Two years after The Mummy, Emma Watson would pick up the mantle of Hermione Granger for Harry Potter and the Sorcerer's Stone, providing an additional example of a whip-smart woman whose skills are necessary to propel the story forward and help save the day. In the 2004 movie adaptation of Lemony Snicket's A Series of Unfortunate Events, Emily Browning plays the inventive Violet Baudelaire, whose creations help her and her siblings disentangle themselves from one frightful situation after another, including her own potential marriage to a ghastly villain. And more recently, the adaptation of Madeleine L'Engle's A Wrinkle in Time sends Storm Reid, as savvy protagonist Meg, on an interdimensional journey to save her father, flipping the switch on both gender and age expectations. If the '90s Girl Power movement did anything, it helped to provide many young women with stellar examples of how to be a hero in their own way in the decades to come.
Pushing the boundaries of family-friendly violence
The Mummy has a rating of PG-13, fairly high for what was intended to be an action film for the family. And it really pushes up against that rating with some truly gruesome violence and gore.
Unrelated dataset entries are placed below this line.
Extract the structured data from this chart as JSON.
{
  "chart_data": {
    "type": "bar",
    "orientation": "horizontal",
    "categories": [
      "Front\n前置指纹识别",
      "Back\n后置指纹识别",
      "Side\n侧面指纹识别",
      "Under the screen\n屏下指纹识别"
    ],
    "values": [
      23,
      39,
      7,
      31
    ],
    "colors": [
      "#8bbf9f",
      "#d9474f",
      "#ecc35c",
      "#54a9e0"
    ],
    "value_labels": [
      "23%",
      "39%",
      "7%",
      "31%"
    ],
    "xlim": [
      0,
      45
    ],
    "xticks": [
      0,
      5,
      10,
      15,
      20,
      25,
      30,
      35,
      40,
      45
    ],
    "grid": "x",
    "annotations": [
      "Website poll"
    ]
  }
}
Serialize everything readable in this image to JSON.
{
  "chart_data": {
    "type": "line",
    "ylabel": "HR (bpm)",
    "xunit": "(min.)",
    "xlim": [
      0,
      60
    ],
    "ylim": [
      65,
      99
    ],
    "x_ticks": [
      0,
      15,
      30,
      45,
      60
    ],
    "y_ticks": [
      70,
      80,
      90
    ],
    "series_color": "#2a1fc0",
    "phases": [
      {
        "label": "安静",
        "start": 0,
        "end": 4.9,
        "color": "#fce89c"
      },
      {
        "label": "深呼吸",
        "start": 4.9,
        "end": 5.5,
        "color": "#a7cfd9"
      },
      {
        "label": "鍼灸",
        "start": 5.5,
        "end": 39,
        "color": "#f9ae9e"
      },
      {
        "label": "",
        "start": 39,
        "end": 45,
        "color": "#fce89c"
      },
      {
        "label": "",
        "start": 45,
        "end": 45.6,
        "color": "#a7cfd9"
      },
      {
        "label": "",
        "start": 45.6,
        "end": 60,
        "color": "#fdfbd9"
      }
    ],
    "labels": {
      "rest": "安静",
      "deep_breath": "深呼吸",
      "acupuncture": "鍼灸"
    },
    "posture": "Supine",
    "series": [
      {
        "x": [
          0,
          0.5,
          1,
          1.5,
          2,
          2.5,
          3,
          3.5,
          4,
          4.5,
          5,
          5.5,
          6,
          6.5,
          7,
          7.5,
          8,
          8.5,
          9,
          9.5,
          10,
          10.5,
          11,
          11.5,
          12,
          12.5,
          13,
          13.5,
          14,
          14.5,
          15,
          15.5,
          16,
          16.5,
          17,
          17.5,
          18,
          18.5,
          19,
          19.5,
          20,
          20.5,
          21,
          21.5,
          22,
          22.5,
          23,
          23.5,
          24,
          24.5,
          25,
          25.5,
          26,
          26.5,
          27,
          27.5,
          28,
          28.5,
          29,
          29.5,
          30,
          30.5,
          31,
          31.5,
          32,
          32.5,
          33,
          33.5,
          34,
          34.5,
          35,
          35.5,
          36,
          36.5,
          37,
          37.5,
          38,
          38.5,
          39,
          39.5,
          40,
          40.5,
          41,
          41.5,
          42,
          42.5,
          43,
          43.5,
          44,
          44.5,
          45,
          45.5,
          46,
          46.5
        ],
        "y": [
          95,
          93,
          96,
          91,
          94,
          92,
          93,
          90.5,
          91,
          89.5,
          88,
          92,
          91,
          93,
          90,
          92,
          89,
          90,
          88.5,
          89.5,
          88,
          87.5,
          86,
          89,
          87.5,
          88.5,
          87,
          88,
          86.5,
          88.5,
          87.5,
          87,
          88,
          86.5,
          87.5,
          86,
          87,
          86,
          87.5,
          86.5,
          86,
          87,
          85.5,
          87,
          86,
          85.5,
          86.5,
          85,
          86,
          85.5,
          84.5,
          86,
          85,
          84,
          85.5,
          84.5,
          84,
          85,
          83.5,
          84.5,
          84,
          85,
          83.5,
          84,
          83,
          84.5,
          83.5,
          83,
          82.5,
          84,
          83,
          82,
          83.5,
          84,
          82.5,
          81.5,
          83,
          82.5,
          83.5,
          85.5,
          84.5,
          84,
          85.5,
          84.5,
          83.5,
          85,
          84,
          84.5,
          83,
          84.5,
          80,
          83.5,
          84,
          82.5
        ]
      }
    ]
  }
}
Is there anything more nightmare-inducing than the cursed scarab beetles crawling under the skin of hapless adventurers as they battle their way through booby-trapped tombs? And that one scene where Rick uses his pocket knife to wedge one of the suckers out of Johnathan Carnahan's (played by John Hannah) shoulder? Truly shudder-worthy. Toss in sword fights, shoot-outs, acid, and various plagues and it's amazing that this film got in under the R-rating radar.
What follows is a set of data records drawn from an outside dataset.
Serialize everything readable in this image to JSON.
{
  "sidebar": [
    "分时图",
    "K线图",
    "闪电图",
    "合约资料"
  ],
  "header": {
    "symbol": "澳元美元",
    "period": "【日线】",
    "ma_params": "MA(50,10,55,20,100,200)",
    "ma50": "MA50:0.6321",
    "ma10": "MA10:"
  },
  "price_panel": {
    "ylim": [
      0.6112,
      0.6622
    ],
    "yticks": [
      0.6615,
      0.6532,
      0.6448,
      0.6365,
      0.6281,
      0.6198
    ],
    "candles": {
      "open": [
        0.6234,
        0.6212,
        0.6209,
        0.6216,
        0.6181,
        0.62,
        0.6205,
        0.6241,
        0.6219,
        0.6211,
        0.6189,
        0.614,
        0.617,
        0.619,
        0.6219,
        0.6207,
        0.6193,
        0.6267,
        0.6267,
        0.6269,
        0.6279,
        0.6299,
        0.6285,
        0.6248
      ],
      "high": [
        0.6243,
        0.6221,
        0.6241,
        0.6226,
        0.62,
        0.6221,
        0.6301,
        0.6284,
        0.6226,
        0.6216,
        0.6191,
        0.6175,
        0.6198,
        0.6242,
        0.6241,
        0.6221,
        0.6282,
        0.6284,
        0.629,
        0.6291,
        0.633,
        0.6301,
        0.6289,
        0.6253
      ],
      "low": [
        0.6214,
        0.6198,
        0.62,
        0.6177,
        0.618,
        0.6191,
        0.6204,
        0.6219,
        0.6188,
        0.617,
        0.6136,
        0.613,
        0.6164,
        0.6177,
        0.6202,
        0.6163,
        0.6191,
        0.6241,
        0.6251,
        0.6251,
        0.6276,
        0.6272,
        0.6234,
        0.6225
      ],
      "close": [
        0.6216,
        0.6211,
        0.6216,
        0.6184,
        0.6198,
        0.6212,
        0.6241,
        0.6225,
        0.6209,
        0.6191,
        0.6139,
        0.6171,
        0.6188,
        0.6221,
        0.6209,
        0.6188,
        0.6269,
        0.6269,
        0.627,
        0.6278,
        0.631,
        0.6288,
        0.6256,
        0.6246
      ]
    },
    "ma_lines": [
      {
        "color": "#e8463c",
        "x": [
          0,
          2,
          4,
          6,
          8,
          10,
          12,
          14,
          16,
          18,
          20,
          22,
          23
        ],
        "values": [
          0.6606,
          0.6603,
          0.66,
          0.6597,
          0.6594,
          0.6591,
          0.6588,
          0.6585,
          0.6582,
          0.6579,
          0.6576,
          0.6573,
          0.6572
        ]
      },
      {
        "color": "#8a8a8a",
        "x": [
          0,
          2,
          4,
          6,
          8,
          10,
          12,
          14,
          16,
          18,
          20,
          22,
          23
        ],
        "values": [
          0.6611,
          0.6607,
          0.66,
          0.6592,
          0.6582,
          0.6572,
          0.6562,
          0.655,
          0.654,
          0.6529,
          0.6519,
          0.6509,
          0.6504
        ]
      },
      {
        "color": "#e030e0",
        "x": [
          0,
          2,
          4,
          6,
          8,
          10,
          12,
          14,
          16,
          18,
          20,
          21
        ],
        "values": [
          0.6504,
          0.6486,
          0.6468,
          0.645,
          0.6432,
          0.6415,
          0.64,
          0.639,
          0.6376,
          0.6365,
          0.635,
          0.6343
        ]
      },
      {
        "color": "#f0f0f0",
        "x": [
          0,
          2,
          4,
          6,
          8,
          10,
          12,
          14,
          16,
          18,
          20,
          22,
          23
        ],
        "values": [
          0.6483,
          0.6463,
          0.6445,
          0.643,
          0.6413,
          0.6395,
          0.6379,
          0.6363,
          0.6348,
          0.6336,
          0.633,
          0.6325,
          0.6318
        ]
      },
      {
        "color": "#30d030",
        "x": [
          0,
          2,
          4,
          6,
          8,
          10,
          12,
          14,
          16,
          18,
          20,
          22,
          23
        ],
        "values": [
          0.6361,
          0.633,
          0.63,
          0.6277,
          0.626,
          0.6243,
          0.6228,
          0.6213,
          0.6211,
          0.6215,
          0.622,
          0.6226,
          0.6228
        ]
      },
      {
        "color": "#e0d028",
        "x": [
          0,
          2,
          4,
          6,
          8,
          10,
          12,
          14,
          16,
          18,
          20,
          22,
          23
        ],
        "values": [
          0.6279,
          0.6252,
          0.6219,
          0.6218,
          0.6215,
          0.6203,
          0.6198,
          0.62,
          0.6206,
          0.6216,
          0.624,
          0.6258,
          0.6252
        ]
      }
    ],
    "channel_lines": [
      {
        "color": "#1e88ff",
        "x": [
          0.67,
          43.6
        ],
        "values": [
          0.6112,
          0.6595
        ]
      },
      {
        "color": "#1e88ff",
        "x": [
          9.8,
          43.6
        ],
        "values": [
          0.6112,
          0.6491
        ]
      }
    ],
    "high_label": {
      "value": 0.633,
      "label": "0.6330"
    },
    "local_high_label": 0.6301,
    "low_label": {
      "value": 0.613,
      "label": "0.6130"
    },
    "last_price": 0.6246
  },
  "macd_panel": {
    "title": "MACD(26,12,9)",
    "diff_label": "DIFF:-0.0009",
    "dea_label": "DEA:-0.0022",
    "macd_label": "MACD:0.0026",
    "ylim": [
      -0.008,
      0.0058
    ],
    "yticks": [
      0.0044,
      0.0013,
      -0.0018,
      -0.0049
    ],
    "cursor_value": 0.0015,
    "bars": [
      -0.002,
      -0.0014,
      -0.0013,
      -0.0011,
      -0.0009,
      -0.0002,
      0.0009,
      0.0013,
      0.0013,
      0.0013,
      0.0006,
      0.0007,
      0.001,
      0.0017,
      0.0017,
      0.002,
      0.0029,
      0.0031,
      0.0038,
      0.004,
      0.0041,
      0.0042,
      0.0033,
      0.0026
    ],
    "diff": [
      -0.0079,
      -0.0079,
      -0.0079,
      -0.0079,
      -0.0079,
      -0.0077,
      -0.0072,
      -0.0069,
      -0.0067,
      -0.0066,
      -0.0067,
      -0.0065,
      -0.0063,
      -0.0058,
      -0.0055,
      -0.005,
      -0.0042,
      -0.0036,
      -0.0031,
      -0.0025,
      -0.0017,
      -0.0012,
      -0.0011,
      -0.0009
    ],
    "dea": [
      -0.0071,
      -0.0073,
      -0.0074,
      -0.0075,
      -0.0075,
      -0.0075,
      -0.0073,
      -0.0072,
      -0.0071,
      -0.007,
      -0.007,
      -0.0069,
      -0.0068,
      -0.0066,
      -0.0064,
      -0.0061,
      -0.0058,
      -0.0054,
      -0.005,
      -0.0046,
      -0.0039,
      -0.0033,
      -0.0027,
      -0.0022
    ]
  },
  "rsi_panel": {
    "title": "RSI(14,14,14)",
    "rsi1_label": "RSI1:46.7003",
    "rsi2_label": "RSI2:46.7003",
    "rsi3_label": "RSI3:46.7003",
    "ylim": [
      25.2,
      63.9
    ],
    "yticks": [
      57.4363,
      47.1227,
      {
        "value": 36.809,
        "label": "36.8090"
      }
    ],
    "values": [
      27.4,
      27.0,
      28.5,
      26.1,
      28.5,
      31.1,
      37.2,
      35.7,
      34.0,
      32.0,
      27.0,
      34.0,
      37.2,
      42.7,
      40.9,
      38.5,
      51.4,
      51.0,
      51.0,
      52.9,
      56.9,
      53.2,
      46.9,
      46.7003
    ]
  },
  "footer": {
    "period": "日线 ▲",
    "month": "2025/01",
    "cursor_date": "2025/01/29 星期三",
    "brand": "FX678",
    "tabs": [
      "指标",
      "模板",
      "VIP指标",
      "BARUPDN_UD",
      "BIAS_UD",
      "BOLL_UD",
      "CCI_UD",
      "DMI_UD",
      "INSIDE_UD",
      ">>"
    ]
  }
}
This increase in violent content for impressionable audiences should come as no surprise for modern moviegoers, however. When the bulk of our media is based on comic book superheroes — originally intended for child audiences — it's a given that there will be some on-screen punching. But many of the installments in both the DC and Marvel cinematic universes present more blood, injury, and even coarse language than their PG-13 ratings should imply. And yet, children still flock to theaters to see their favorite heroes win the day, hopefully without suffering too much trauma at the depictions of rampant destruction of lives and property.
Unashamed of its low art origins
One of the most endearing qualities of The Mummy is that it is an earnest film, with an earnest cast. Everyone came together to make something truly entertaining, and they did so without qualifying their work, either onscreen or behind the scenes, as "just an old monster movie remake." In an era where the Universal monster films of the '30s seem more like silly, hokey museum archive fare than fun and thrilling entertainment, The Mummy basks gloriously in the timeless charm of some good old-fashioned monster shenanigans.
There has been a cultural shift in film viewership, away from exclusively high-brow entertainment getting all the glory, to films based in the lower art forms of comics and B-movie cinema being recognized as masterpieces in their own right. In many ways, audiences are more sophisticated than ever, with high expectations for their media. But audiences are also more well-rounded, as well, enjoying serious drama or horror films like Get Out alongside updated cult classics like the new Godzilla: King of the Monsters. Some things will always be fun, and monsters — whether they be centuries-old mummies come back to wreak havoc on the living, or radioactive lizard kaiju from the sea — are high up on that list.